Copa e crise na indústria podem causar um trágico efeito dominó na economia do país

Com tantos feriados oficializados ou não, o tão propagado aquecimento do mercado não veio e o temor é que o evento cause um estrago nos índices econômicos.

15jun2013---a-presidente-dilma-rousseff-centro-acena-para-o-publico-no-estadio-mane-garrincha-em-brasilia-antes-da-partida-de-futebol-entre-as-selecoes-do-brasil-e-do-japao-que-abre-a-copa-das-1371326725898_615x300

Nas últimas semanas, a empolgação com a Copa do Mundo fez muitos esquecerem que ela, na verdade, não foi benéfica para a economia como o governo apostava que seria. Segundo a Serasa, a atividade do comércio caiu 3,2% em junho por causa do evento.

Com forte diminuição no movimento de consumidores em supermercados, postos de gasolina e lojas de materiais de construção, a atividade do comércio varejista caiu 3,2% em junho, na comparação com maio, feitos os ajustes sazonais, informou a Serasa Experian. Em maio, o movimento do varejo tinha aumentado 0,6%.

A empresa de análises atribui essa queda aos feriados que ocorreram nas cidades que sediaram jogos da competição, além de a outros problemas que marcam a gestão petista, como juros elevados, baixo índice de confiança dos consumidores e desaceleração do mercado de trabalho.

Este, a propósito, começou a ser seriamente atingido pela crise econômica. Segundo Renato da Fonseca, gerente-executivo de Pesquisa e Competitividade da Confederação Nacional da Indústria (CNI), se esse quadro não for revertido, pode criar uma “espiral negativa” na economia.

“É muito difícil uma empresa manter seu quadro de funcionários se está há quatro anos sem crescer.
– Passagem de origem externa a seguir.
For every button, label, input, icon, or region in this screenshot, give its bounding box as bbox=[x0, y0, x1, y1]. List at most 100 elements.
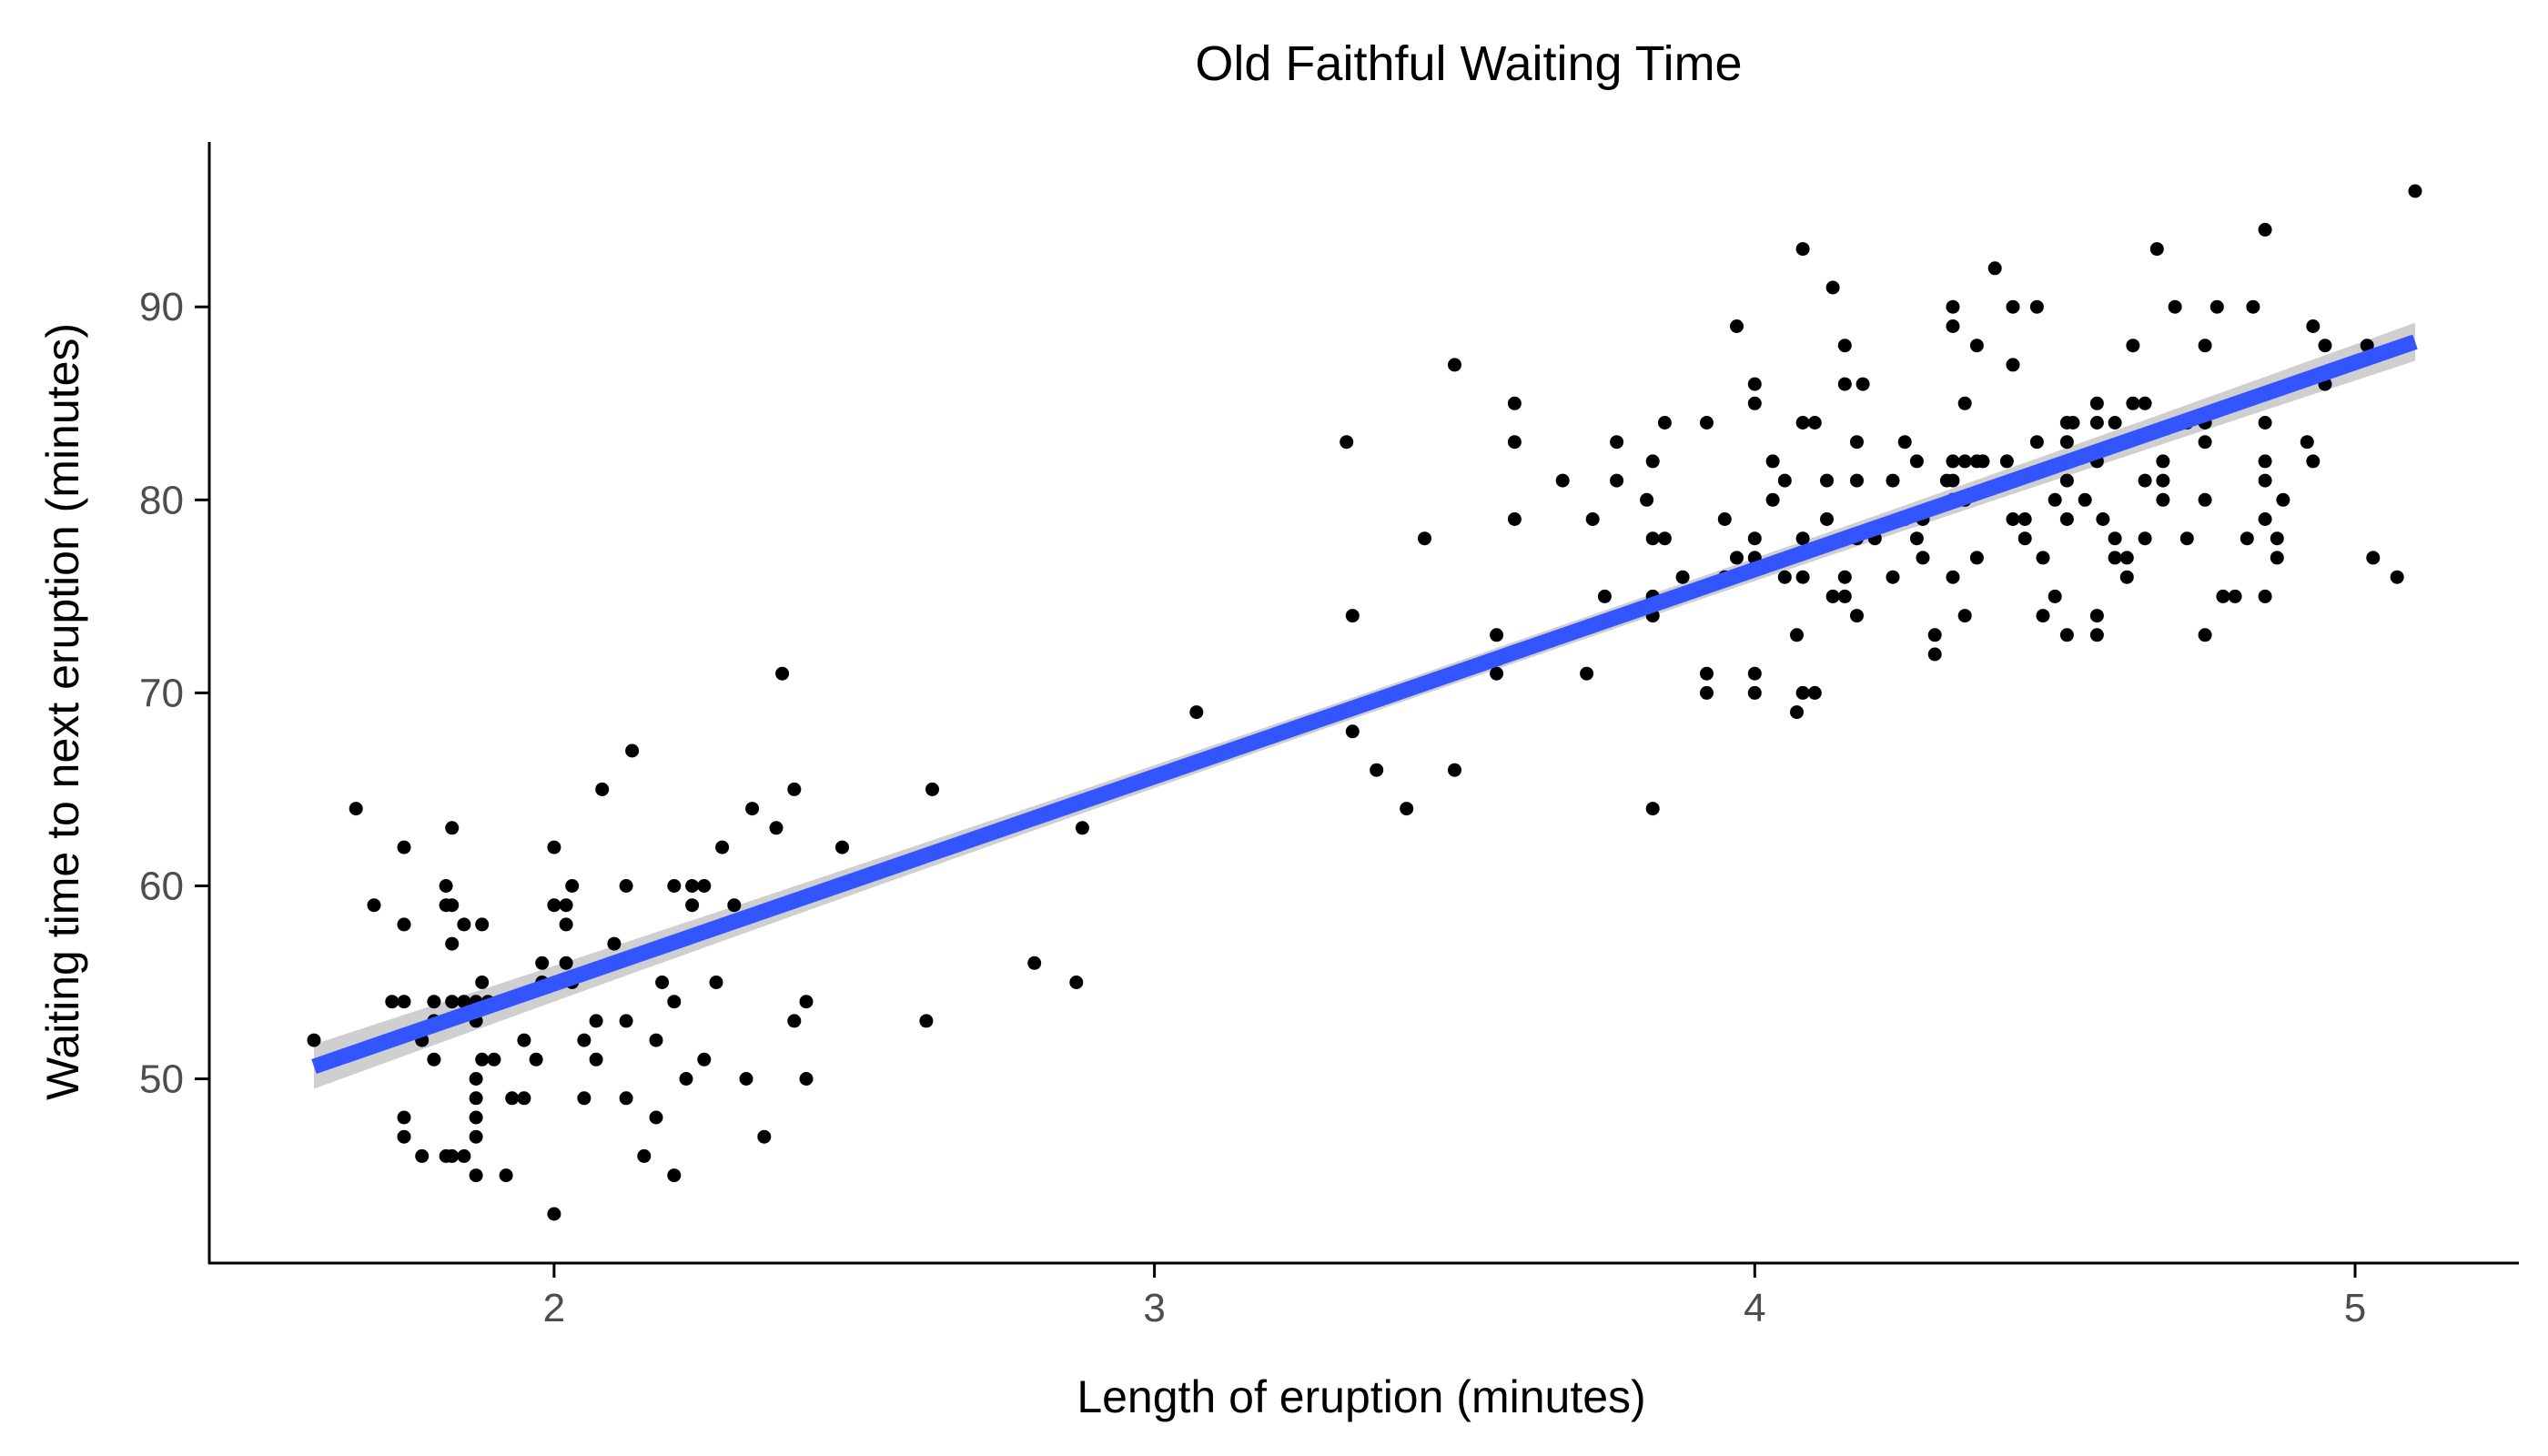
data-point bbox=[2017, 512, 2032, 526]
data-point bbox=[2258, 454, 2272, 469]
data-point bbox=[1795, 416, 1810, 430]
data-point bbox=[1585, 512, 1600, 526]
data-point bbox=[427, 995, 441, 1009]
data-point bbox=[1555, 473, 1570, 488]
data-point bbox=[2228, 589, 2242, 603]
data-point bbox=[367, 898, 381, 913]
data-point bbox=[619, 879, 633, 893]
data-point bbox=[397, 917, 411, 932]
data-point bbox=[2209, 299, 2224, 314]
data-point bbox=[457, 917, 471, 932]
data-point bbox=[2108, 416, 2122, 430]
data-point bbox=[1886, 570, 1900, 584]
data-point bbox=[787, 1014, 802, 1028]
data-point bbox=[835, 840, 849, 854]
data-point bbox=[1027, 956, 1042, 970]
data-point bbox=[2179, 531, 2194, 546]
data-point bbox=[745, 802, 760, 816]
data-point bbox=[1610, 473, 1624, 488]
data-point bbox=[1075, 821, 1089, 835]
data-point bbox=[2258, 222, 2272, 237]
data-point bbox=[475, 1052, 490, 1067]
data-point bbox=[2006, 299, 2020, 314]
data-point bbox=[1927, 628, 1942, 642]
data-point bbox=[685, 879, 700, 893]
data-point bbox=[2138, 396, 2152, 410]
data-point bbox=[1747, 377, 1762, 391]
data-point bbox=[457, 1148, 471, 1163]
data-point bbox=[2017, 531, 2032, 546]
data-point bbox=[1645, 802, 1660, 816]
data-point bbox=[2059, 435, 2074, 450]
data-point bbox=[1957, 609, 1972, 623]
data-point bbox=[517, 1091, 531, 1106]
data-point bbox=[667, 879, 682, 893]
data-point bbox=[415, 1148, 430, 1163]
data-point bbox=[1507, 435, 1522, 450]
data-point bbox=[1765, 454, 1780, 469]
data-point bbox=[469, 1168, 483, 1183]
y-axis-label: Waiting time to next eruption (minutes) bbox=[37, 323, 88, 1100]
data-point bbox=[1700, 685, 1714, 700]
data-point bbox=[2156, 454, 2170, 469]
data-point bbox=[685, 898, 700, 913]
data-point bbox=[2096, 512, 2110, 526]
data-point bbox=[1657, 416, 1672, 430]
data-point bbox=[1610, 435, 1624, 450]
data-point bbox=[2119, 570, 2134, 584]
data-point bbox=[679, 1072, 693, 1086]
data-point bbox=[2036, 609, 2050, 623]
data-point bbox=[2240, 531, 2254, 546]
data-point bbox=[919, 1014, 934, 1028]
data-point bbox=[1795, 242, 1810, 257]
data-point bbox=[2066, 416, 2080, 430]
data-point bbox=[349, 802, 363, 816]
data-point bbox=[697, 1052, 712, 1067]
data-point bbox=[2270, 551, 2284, 565]
data-point bbox=[2119, 551, 2134, 565]
data-point bbox=[1069, 976, 1084, 989]
data-point bbox=[1400, 802, 1414, 816]
data-point bbox=[727, 898, 742, 913]
data-point bbox=[2246, 299, 2260, 314]
data-point bbox=[1747, 685, 1762, 700]
data-point bbox=[1507, 396, 1522, 410]
data-point bbox=[2306, 319, 2320, 333]
data-point bbox=[505, 1091, 520, 1106]
data-point bbox=[2198, 339, 2212, 353]
data-point bbox=[1640, 492, 1654, 507]
data-point bbox=[439, 879, 453, 893]
data-point bbox=[1730, 551, 1744, 565]
data-point bbox=[1837, 377, 1852, 391]
data-point bbox=[1790, 628, 1804, 642]
data-point bbox=[2258, 512, 2272, 526]
data-point bbox=[2126, 396, 2140, 410]
x-tick-label: 3 bbox=[1143, 1286, 1165, 1330]
data-point bbox=[2089, 416, 2104, 430]
data-point bbox=[2149, 242, 2164, 257]
data-point bbox=[1795, 685, 1810, 700]
data-point bbox=[2306, 454, 2320, 469]
y-tick-label: 50 bbox=[139, 1057, 184, 1102]
data-point bbox=[2198, 492, 2212, 507]
data-point bbox=[1850, 435, 1864, 450]
data-point bbox=[445, 995, 460, 1009]
data-point bbox=[1825, 280, 1840, 295]
data-point bbox=[667, 995, 682, 1009]
data-point bbox=[1976, 454, 1990, 469]
data-point bbox=[1448, 358, 1461, 372]
data-point bbox=[709, 976, 723, 989]
data-point bbox=[775, 666, 790, 681]
data-point bbox=[547, 1207, 561, 1221]
data-point bbox=[559, 956, 573, 970]
data-point bbox=[1448, 763, 1461, 777]
data-point bbox=[397, 1129, 411, 1144]
data-point bbox=[1946, 473, 1960, 488]
data-point bbox=[385, 995, 399, 1009]
data-point bbox=[1957, 454, 1972, 469]
data-point bbox=[1825, 589, 1840, 603]
data-point bbox=[799, 1072, 814, 1086]
data-point bbox=[2059, 512, 2074, 526]
data-point bbox=[517, 1033, 531, 1047]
Se começar a aumentar o desemprego, aí as expectativas vão cair ainda mais”, disse ele.

De acordo com a pesquisa, todos os indicadores, com exceção do faturamento, recuaram em maio ante junho no dado dessazonalizado. O emprego caiu 0,3% em maio ante abril e já tem o terceiro mês consecutivo de retração.

Até mesmo o ex-presidente Lula, em entrevista a veículos internacionais, já reconheceu os problemas econômicos. Ele afirmou que “obviamente o PIB nosso não é o PIB que a gente gostaria“, mas insistiu que não são necessárias grandes mudanças, embora o mercado tenha reduzido, pela sexta semana consecutiva, a expectativa para a sua alta em 2014, que está agora em 1,07%.

Para completar, a inflação, que há tempos se aproxima do teto de 6,5% estipulado pelo Banco Central e a alto custo segurada pelo governo, em junho finalmente passou dos limites e chegou a 6,52%, mesmo com um recuo do índice em relação ao mês anterior. A expectativa, no entanto, é que ela encerre o ano entre 6,3% e 6,4%. A não ser, claro, que algum fator externo interfira na economia do país, algo que não seria estranho num segundo semestre que deve escolher a maioria dos novos representantes público para o próximo ciclo de quatro anos.